PTT, Dave Unwin
War may be hell but it certainly accelerated aircraft development
The recent armistice centenary celebrations caused me to ruminate upon one of the greatest paradoxes of the grotesque comedy that is war: it is incredibly efficient at expediting technological advances that benefit mankind.
In August 1914 as Britain’s nascent Royal Flying Corps and its nautical counterpart the Royal Naval Air Service prepared for its first major conflict it numbered only 276 officers, 1,797 other ranks and possessed only about 150 of the flimsiest of flying machines. These crude aeronautical contraptions (aeroplane is possibly too strong a word) were barely capable of sustained flight, let alone carrying bombs, guns, cameras or radios! Yet barely four years later the RFC and RNAS had morphed into the world’s first independent air force, and by the time the guns fell silent on 11 November 1918 the RAF was a force to be reckoned with. It consisted of around 27,000 officers, almost 267,000 other ranks and over 22,000 aircraft.
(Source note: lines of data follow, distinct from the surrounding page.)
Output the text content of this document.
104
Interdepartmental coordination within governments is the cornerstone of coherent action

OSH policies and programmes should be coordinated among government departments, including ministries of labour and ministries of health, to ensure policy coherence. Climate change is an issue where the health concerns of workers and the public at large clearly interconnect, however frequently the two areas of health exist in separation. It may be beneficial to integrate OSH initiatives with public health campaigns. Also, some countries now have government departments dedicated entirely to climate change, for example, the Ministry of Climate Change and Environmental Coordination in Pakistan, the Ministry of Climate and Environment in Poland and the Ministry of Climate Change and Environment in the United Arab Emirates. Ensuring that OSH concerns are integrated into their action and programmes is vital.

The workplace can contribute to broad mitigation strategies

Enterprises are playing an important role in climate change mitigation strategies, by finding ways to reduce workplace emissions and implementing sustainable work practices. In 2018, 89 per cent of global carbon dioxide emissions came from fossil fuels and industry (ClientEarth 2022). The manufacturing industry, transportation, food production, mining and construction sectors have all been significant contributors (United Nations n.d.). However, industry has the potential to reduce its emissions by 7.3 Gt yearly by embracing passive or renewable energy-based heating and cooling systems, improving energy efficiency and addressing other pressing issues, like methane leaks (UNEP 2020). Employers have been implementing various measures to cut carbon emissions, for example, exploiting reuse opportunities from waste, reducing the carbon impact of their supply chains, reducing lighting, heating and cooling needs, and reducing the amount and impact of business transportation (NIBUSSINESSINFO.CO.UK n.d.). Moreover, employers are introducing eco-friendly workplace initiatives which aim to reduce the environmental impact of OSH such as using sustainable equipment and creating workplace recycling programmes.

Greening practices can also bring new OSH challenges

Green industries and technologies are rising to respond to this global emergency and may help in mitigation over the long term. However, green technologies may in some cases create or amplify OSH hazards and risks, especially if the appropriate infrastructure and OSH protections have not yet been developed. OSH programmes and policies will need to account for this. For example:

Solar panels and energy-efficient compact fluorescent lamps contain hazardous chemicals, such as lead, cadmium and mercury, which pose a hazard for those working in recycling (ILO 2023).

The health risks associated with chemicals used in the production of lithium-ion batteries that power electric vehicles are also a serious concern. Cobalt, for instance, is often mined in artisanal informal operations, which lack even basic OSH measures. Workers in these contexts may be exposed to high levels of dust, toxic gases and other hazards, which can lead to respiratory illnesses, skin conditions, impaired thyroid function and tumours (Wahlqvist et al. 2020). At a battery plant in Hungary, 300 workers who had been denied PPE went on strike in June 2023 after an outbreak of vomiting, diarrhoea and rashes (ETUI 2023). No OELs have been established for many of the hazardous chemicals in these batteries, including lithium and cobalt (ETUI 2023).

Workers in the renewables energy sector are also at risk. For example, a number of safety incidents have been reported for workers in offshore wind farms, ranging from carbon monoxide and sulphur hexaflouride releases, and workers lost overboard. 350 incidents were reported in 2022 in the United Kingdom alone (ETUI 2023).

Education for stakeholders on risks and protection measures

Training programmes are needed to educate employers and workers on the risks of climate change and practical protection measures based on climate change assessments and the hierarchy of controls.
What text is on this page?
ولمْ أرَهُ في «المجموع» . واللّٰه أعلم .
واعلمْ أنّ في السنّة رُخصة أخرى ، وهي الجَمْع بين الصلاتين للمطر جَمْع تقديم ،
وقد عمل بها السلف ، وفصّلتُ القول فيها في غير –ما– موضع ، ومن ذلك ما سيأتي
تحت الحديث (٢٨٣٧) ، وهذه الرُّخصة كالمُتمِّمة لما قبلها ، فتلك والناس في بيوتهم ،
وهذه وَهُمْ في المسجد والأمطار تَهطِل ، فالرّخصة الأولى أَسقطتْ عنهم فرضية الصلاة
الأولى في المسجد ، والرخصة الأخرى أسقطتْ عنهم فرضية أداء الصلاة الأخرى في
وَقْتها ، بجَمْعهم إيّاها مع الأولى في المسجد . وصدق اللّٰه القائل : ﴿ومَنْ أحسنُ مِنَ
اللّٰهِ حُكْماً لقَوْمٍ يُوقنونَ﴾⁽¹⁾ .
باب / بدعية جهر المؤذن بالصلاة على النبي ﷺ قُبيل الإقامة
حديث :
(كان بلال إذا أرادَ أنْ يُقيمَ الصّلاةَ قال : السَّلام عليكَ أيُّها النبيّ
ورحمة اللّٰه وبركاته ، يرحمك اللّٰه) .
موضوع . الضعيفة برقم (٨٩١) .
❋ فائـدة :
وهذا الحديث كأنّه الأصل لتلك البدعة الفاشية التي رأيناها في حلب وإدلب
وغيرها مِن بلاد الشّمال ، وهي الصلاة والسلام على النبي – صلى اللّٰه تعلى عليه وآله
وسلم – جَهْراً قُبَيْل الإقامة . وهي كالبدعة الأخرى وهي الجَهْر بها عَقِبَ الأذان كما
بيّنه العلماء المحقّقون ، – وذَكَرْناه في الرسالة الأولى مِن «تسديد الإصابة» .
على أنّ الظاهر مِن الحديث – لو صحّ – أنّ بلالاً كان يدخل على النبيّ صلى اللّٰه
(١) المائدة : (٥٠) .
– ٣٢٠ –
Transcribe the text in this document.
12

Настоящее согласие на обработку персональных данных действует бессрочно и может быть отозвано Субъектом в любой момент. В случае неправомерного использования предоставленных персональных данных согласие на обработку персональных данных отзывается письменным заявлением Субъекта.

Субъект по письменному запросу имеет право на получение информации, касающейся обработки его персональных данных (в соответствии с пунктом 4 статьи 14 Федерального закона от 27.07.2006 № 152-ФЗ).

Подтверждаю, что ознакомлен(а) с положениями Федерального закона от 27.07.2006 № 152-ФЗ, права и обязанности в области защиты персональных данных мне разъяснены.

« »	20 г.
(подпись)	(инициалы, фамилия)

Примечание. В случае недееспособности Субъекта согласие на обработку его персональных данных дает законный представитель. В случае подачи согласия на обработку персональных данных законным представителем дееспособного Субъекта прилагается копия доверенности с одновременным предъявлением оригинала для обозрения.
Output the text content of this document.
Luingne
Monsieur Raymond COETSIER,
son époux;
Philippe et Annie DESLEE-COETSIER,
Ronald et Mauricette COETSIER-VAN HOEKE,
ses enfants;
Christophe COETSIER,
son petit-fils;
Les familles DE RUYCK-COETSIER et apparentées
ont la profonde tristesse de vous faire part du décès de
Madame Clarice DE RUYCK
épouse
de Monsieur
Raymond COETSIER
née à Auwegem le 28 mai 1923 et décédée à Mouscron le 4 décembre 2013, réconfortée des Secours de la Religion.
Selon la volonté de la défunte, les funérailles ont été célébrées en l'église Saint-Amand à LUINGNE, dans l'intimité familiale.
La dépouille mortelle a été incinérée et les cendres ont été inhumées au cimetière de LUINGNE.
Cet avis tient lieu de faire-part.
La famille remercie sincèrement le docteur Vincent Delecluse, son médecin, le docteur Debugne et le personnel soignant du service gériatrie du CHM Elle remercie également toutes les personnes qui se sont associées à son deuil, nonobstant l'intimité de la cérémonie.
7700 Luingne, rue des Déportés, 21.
And what aircraft they were! Large, multi-engine bombers, powerful, wellarmed scouts, night-fighters, flyingboats… In fact, and unlike most of the early flying machines, some of the aircraft operated by the RAF in 1918 would not have been beyond the skill set of a 2018 PPL with a couple of hundred hours and some Tiger Moth time. Take the SE5A, for example. I’ve only flown a 7/8th scale replica, which−although it has an almost identical power-to-weight ratio and wing-loading as the genuine article−isn’t quite the real deal. However, my old mate Peter Holloway has. He used to fly the Shuttleworth Collection’s SE5A, F904 and when we discussed it recently opined that (while admitting the fuel system, in particular, has its foibles) the SE5A is recognisable as an aeroplane, and when compared to some other machines of the era is not that difficult, just different. It has a water-cooled V8 engine, adjustable elevator trim, controllable mixture, steerable tailskid and is essentially a practical machine. If you look at an original Blériot XI it seems a world away from the SE5A, yet barely seven years separate the two types’ first flights.
Unsurprisingly, without the imperative of conflict, advances in aeronautical technologies slowed to a crawl between the world wars, and archaic contraptions such as the Vickers Virginia and Handley-page HP42 were− incredibly−still in service when World War II started. However, if World War I resulted in great strides then World War II produced giant leaps. The Gloster Gladiator was still in frontline service with the RAF in 1940, and just four years later the same company’s Meteor became operational with 616 squadron, and the difference between these two types is nothing less than staggering. One was a radial-engine biplane armed with rifle-calibre machine-guns with a top speed of 220 knots, while the other was jet-propelled and carried four 20mm cannon at almost double the speed. Advances in just about every other aspect of aviation, from pressurisation or radar, to electronic navigation and variable-pitch propellers, were driven at almost exponential rates by the exigencies of war.
Of course, and as is often the case−the killing and dying were mostly done by men who weren’t terribly keen on either killing or dying, but just wanted to fly. In his poem ‘An Irish Airman Foresees His Death’ (written about his friend, the WWI ace Major Robert Gregory, MC) W B Yeats wrote in his famous soliloquy ‘I know that I shall meet my fate, somewhere among the clouds above; those that I fight I do not hate, those that I guard I do not love’. In the second stanza Yeats continued with ‘nor law, nor duty made me fight, nor public men nor cheering crowds, a lonely impulse of delight, drove to this tumult in the clouds’. You see, Gregory was an Irishman from County Galway, who died fighting for Britain while other Irishmen were fighting against Britain to create an independent Ireland. So, did he want to fight, or just fly? Like many Pilot readers, I’ve read quite a few autobiographies of famous fighter pilots, and (with a few exceptions) most were aiming at the enemy aircraft when they fired their guns, and not at the man or men within it. Indeed, when Arthur RhysDavids was told that the Fokker Triplane he had shot down the previous day was flown by the German ace Werner Voss he replied, “if only I could have brought him down alive!”
James Mccudden, VC, Rhys-davids’ CO who also engaged the Triplane, later wrote that “as long as I live I shall never forget my admiration for that German pilot, who single-handed fought seven of us for ten minutes, and also put some bullets through all of our machines. His flying was wonderful, his courage magnificent, and in my opinion he is the bravest German airman whom it has been my privilege to see fight.”
Despite the abject horrors of war, I think that airmen of all sides appreciated that they could at least rise above the trenches into a sky that was untainted by mud and blood, so perhaps the last words should go to Bob Cole, a Tempest V pilot based at Volkel in Holland during 1944. Upon hearing that the German ace Walter Nowotny (who was greatly respected by the Allies) had been killed in his Me262 Cole said that “whoever first dared paint markings on a plane’s wing was a swine!”